Mauvais sang accomplit au contraire une ascèse formelle drastique, choisit le tournage en studio plutôt que la rue et veille à ce que rien, absolument rien du prosaïsme visuel de la vie des gens en 1986 ne vienne altérer l’abstraction lyrico-graphique de ce songe chamarré et pop. Godard est là pourtant, celui des films noirs déconstruits comme Bande à part, Alphaville, celui des dialogues amoureux entre quatre murs étirés sur une demi-heure dans Le Mépris. Un jeune homme inexpérimenté mais un peu prestidigitateur est engagé par un petit clan de truands pour accomplir un casse. Le garçon tombe amoureux de la maîtresse d’un des truands. Coup de foudre, coups de feux, tout se passe très vite et la mort est au bout du rite initiatique.

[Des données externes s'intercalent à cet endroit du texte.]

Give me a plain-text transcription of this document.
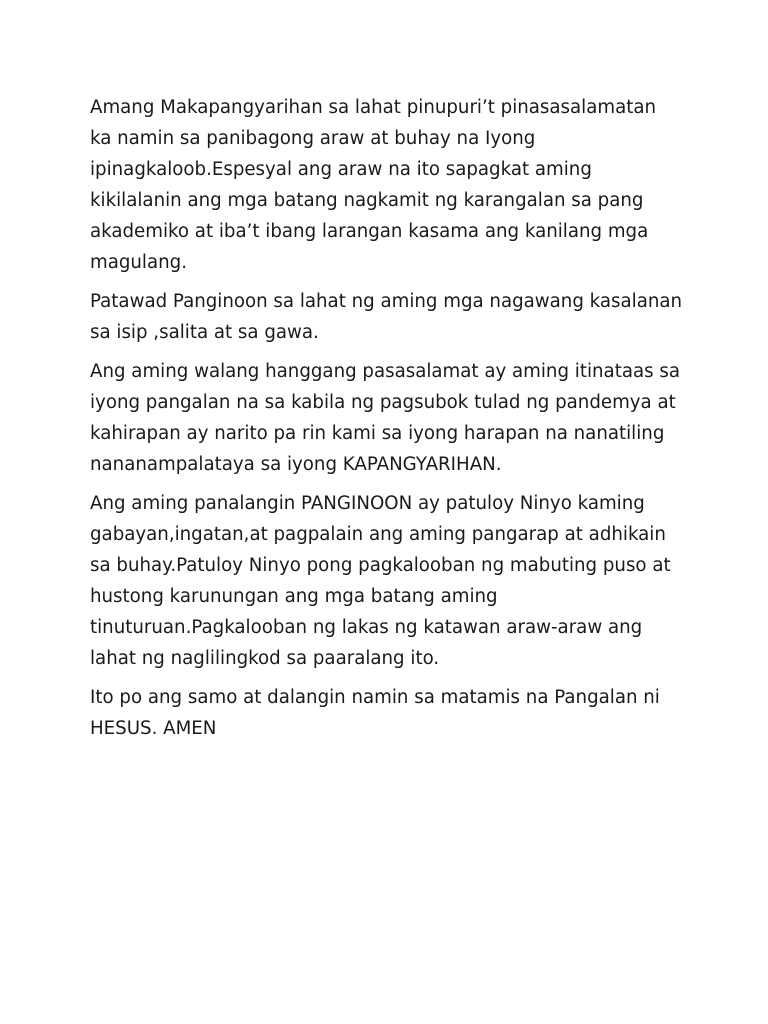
Amang Makapangyarihan sa lahat pinupuri’t pinasasalamatan
ka namin sa panibagong araw at buhay na Iyong
ipinagkaloob.Espesyal ang araw na ito sapagkat aming
kikilalanin ang mga batang nagkamit ng karangalan sa pang
akademiko at iba’t ibang larangan kasama ang kanilang mga
magulang.

Patawad Panginoon sa lahat ng aming mga nagawang kasalanan
sa isip ,salita at sa gawa.

Ang aming walang hanggang pasasalamat ay aming itinataas sa
iyong pangalan na sa kabila ng pagsubok tulad ng pandemya at
kahirapan ay narito pa rin kami sa iyong harapan na nanatiling
nananampalataya sa iyong KAPANGYARIHAN.

Ang aming panalangin PANGINOON ay patuloy Ninyo kaming
gabayan,ingatan,at pagpalain ang aming pangarap at adhikain
sa buhay.Patuloy Ninyo pong pagkalooban ng mabuting puso at
hustong karunungan ang mga batang aming
tinuturuan.Pagkalooban ng lakas ng katawan araw-araw ang
lahat ng naglilingkod sa paaralang ito.

Ito po ang samo at dalangin namin sa matamis na Pangalan ni
HESUS. AMEN
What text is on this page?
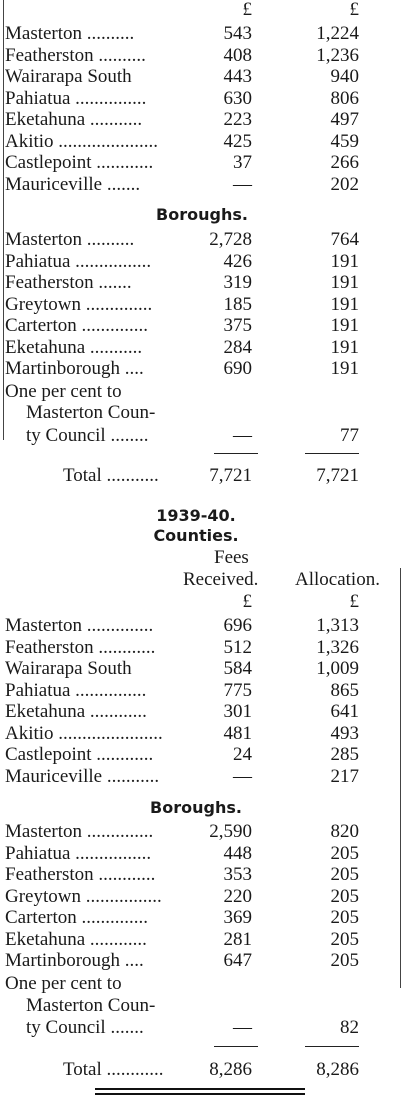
£	£
Masterton ..........	543	1,224
Featherston ..........	408	1,236
Wairarapa South	443	940
Pahiatua ...............	630	806
Eketahuna ...........	223	497
Akitio .....................	425	459
Castlepoint ............	37	266
Mauriceville .......	—	202
Boroughs.
Masterton ..........	2,728	764
Pahiatua ................	426	191
Featherston .......	319	191
Greytown ..............	185	191
Carterton ..............	375	191
Eketahuna ...........	284	191
Martinborough ....	690	191
One per cent to
Masterton Coun-
ty Council ........	—	77
Total ...........	7,721	7,721
1939-40.
Counties.
Fees
Received. Allocation.
£	£
Masterton ..............	696	1,313
Featherston ............	512	1,326
Wairarapa South	584	1,009
Pahiatua ...............	775	865
Eketahuna ............	301	641
Akitio ......................	481	493
Castlepoint ............	24	285
Mauriceville ...........	—	217
Boroughs.
Masterton ..............	2,590	820
Pahiatua ................	448	205
Featherston ............	353	205
Greytown ................	220	205
Carterton ..............	369	205
Eketahuna ............	281	205
Martinborough ....	647	205
One per cent to
Masterton Coun-
ty Council .......	—	82
Total ............ 8,286	8,286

Mais cette mythologie de film noir, déjà réécrite par Godard dans les années 60, le film la propulse à l’ère du vidéo-clip, du léché visuel, de la culture du tout-à-l ’image eighties. Au mitan des années 80, la fréquentation des salles de cinéma chute régulièrement. Des critiques avec Serge Daney en tête, des cinéastes comme Godard mais aussi Wenders parlent fréquemment de “la mort du cinéma”. Le vocabulaire cinématographique est en concurrence avec d’autres idiomes, d’autres régimes visuels de plus en plus puissants la télévision, le clip, la publicité. Cette intuition soudaine du cinéma comme forme mortelle s’accompagne alors d’un sentiment presque religieux à son égard. Mauvais sang est peut-être le film le plus absolu de cette religiosité cinéphile. Chaque plan y est un autel dévolu au culte de cinéastes anciens tel que Godard mais aussi Chaplin, Griffith, Garrel, Cocteau…Chaque visage est une icône, chaque image une relique.

 

Et parce que le cinéaste qui met en scène est un jeune homme d’à peine 25 ans, le film a la puissance associée d’une toute première et d’une toute dernière fois, simultanément dans l’émoi fiévreux de la découverte et le tragique de la disparition. Le film est tout entier tendu vers la vitesse et l’apesanteur, des sauts en parachute deviennent des étreintes aériennes suspendues, on y court à en perdre haleine, on s’enfuit à moto, le ciel est là, par-dessus tout, avec ses comètes qui dérèglent le climat…“La comète de Haley ?… Allez !”, s’amuse Anna/Juliette Binoche et ses nuits étoilées comme des toiles peintes. Mais si les désirs s’envolent, les corps inexorablement chutent. Leos Carax a 25 ans lorsqu’il entreprend Mauvais sang et 26 lorsque le film sort. Mais son existence de cinéphile est déjà longue. Issu de la grande bourgeoisie industrielle, il connaît l’adolescence déclassée d’un rat de cinémathèque qui néglige ses études. A 19 ans, il entre aux Cahiers du cinéma, y écrit un peu moins de deux ans, plutôt des textes courts et souvent sur des objets mineurs…A lire ses notules méchantes et drôles sur de mauvais films français, apologie inspirée de petits films de genre américains. A 20 ans, il réalise un court remarqué Strangulation Blues.

 

Il a 24 ans lorsque sort son premier long, Boy Meets Girl, première déflagration arty sur une histoire d’amour qui naît et meurt en même temps, sur fond de réminiscences cinéphiles à tout va. Le coup d’essai est magistral et le jeune prodige se voit doté pour son second film d’un budget conséquent et d’une star naissante avec Juliette Binoche, 22 ans, révélée l’année précédente par Rendez-vous de Téchiné.